University administrators have no definite explanation for a substantial drop in caseload at Virginia Tech’s Office of Student Conduct for the spring 2010 semester.
According to data compiled in the office’s annual report for the 2009-10 school year, the office handled 973 cases in the spring 2010 semester, a drop from the 1,666 cases the office took on during the fall 2009 semester.
The 973 cases is the lowest semester total since the office handled 1,008 cases during the spring 2005 semester, when the department switched its recordkeeping to track each student charged with a violation.
“There’s nothing that stands out that seemingly dropped,” said Rohsaan Settle, associate director for the Office of Student Conduct. “I can’t quickly identify what is the rationale that the numbers are different.”
One area with a lower number of violations was underage possession and consumption of alcohol.
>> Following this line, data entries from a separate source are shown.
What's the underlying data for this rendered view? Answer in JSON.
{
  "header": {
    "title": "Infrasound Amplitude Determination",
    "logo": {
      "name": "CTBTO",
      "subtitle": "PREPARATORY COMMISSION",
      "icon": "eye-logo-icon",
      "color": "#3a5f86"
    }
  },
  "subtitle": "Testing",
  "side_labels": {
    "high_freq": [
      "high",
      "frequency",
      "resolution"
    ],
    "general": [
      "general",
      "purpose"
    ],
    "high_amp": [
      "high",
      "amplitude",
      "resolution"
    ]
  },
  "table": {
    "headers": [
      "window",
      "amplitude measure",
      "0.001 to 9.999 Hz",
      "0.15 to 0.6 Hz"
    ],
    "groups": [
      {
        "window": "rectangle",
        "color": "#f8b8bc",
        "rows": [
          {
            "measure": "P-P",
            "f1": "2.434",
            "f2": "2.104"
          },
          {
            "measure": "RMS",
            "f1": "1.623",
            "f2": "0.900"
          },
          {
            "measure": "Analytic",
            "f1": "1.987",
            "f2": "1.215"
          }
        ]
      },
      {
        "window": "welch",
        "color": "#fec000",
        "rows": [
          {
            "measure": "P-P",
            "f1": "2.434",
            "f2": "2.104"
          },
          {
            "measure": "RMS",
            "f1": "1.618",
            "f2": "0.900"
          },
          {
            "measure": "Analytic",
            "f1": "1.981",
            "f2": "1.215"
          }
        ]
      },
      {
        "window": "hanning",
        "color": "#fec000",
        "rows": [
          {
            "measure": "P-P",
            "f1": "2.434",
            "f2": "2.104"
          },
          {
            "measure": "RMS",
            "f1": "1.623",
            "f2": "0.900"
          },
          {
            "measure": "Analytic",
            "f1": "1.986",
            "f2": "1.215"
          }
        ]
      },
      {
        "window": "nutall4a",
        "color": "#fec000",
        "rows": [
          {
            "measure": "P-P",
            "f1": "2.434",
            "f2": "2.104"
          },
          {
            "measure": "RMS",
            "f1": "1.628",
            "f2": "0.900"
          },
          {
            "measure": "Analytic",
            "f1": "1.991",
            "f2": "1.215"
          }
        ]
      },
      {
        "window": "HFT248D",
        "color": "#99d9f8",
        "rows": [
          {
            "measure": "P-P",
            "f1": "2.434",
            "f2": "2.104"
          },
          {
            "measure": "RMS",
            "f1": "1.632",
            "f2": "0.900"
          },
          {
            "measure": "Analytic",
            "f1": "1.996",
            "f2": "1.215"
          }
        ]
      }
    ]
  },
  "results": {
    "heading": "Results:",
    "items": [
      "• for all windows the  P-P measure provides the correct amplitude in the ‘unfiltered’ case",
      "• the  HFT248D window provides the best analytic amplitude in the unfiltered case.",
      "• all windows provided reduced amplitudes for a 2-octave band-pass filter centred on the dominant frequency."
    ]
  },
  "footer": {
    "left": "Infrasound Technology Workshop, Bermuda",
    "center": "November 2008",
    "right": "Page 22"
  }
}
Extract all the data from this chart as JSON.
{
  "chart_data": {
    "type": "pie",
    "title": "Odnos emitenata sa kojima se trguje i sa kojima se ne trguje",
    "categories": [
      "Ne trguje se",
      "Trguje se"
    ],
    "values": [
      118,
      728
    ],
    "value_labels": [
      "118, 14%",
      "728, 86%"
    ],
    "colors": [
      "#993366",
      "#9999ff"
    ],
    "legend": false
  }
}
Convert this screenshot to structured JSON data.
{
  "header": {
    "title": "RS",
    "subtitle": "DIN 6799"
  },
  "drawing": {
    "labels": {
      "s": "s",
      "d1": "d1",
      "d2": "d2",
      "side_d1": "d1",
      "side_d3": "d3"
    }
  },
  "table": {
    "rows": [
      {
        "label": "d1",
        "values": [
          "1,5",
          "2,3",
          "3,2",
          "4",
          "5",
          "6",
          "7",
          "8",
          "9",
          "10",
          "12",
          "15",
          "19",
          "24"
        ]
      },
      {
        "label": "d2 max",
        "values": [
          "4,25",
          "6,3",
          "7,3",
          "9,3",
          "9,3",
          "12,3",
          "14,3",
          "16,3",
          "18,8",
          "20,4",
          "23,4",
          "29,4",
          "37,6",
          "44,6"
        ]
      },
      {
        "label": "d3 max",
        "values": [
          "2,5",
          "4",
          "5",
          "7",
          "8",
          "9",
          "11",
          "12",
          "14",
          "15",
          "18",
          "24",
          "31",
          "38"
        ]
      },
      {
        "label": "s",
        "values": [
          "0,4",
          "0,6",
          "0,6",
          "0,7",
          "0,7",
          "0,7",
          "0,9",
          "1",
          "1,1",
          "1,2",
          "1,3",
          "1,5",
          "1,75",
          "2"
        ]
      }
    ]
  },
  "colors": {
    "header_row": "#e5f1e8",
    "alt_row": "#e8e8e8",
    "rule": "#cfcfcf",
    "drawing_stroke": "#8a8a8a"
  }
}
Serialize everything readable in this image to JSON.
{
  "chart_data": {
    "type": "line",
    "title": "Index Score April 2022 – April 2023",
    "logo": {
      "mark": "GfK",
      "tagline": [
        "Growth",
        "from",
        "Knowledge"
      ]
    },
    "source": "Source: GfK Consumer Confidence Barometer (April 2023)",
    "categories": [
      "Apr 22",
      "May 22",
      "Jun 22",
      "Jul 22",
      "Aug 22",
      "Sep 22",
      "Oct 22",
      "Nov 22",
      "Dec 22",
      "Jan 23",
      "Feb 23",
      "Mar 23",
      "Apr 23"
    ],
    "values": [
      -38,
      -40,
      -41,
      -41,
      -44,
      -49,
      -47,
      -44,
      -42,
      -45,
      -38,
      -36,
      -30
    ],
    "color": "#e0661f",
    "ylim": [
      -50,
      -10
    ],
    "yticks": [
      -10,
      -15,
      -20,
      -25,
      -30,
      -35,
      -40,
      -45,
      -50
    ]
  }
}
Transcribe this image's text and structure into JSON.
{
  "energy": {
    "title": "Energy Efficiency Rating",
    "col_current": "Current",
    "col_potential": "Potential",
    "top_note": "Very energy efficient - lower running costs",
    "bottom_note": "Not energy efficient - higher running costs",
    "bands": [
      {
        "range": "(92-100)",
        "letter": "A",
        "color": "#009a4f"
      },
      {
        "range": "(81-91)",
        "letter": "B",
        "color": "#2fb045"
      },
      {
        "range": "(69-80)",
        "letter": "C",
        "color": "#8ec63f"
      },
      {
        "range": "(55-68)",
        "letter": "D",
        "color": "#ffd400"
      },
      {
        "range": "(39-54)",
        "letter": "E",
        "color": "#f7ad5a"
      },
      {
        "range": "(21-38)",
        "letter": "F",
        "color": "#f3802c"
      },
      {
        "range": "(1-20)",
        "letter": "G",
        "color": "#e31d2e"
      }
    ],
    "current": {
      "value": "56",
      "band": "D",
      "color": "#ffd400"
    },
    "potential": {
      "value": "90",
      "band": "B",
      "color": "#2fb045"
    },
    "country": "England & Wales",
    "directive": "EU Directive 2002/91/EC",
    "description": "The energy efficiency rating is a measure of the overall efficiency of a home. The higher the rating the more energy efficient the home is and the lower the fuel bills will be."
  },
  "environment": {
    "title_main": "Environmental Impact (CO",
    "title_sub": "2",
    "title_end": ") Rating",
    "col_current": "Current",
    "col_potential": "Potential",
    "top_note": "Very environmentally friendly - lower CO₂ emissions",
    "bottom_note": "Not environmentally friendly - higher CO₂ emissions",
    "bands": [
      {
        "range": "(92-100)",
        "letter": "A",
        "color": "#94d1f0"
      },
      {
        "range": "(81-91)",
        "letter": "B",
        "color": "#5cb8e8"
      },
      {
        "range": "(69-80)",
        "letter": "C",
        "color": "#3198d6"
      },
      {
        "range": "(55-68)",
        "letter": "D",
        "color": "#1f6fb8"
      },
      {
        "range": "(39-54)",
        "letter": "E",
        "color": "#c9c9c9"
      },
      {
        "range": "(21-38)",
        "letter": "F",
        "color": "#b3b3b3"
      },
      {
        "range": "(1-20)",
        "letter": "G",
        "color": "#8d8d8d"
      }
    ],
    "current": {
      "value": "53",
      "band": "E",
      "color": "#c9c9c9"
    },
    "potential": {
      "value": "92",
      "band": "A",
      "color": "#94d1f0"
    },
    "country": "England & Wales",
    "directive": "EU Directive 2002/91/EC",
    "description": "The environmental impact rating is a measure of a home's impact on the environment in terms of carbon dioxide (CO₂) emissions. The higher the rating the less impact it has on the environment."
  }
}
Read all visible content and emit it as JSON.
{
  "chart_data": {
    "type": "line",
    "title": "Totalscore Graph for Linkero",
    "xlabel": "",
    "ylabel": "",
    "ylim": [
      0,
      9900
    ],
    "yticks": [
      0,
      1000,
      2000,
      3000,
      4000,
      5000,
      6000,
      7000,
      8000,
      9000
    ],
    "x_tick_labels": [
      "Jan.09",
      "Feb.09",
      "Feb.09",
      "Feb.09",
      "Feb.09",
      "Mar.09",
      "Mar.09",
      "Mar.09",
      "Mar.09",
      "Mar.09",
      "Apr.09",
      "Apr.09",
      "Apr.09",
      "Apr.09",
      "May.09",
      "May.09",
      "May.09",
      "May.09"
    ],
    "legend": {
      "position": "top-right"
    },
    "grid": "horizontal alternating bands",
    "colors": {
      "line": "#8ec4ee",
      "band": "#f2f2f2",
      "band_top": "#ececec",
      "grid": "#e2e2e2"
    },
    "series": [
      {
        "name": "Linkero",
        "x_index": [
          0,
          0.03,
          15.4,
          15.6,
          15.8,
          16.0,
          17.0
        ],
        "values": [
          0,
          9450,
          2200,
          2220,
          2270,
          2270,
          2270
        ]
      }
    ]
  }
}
The office of student conduct handled 226 alcohol-related violations in the spring 2010 semester, down from 551 violations in the fall.
For most school years, spring semesters have a lower caseload, reasons including the end of football season, increased student knowledge of university policy and cold weather during the early portions of the spring semester.
“Weather plays a large factor,” said Steve Clarke, director of Tech’s College Alcohol Abuse Prevention Center. “When it’s colder, people stay inside. People see less going on.”
Clarke noted his office had more referrals later in the spring semester.
“We had a really harsh winter, and then boom, we had the warmest spring we’ve had in years,” he said.
Student conduct records show 201 offending students had their alcohol classes from the spring scheduled for the fall 2010 semester, and Clarke said about 120 have yet to finish their classes.
“Once you get past April 15, it’s really tough to get people through these classes,” Clarke said.
The center runs three different alcohol classes: Making Positive Choices, Motivational Interviews, and Positive Alcohol Choices and Strategies.
For the entire 2009-10 year, the center saw 889 offending students taking alcohol-related classes, up from 738 students in 2008-09, an increase of 17.6 percent.
“There hasn’t been a big fluctuation in drinking behavior,” Clarke said. “It suggests more of the activity of the referral agents rather than the students.”
Referrals for the spring semester were down from almost every referral agent compared to the fall semester, with referrals from residential advisor staff taking the largest drop.
Referrals from Communication Network Services, Tech Police and Blacksburg Police also saw large drops between fall 2009 and spring 2010.
Residential advisor staff rang up just 168 referrals in spring 2010, after submitting 312 referrals in fall 2009.
The overall number of violations reported by residential advisor staff has taken a substantial drop in only the past three years, from 1,173 referrals in the 2007-08 school year, to 530 in the 2008-09 school year, to 480 in 2009-10.
Carl Krieger, assistant director of Residence Life, said residential advisors are informed of university policy and how to refer violations to the Office of Student Conduct before the start of the school year and consistently trained throughout the year.
“They aren’t allowed to look at a university violation and look away,” Krieger said.
A version of this article appeared in the Sep 16 issue of the Collegiate Times.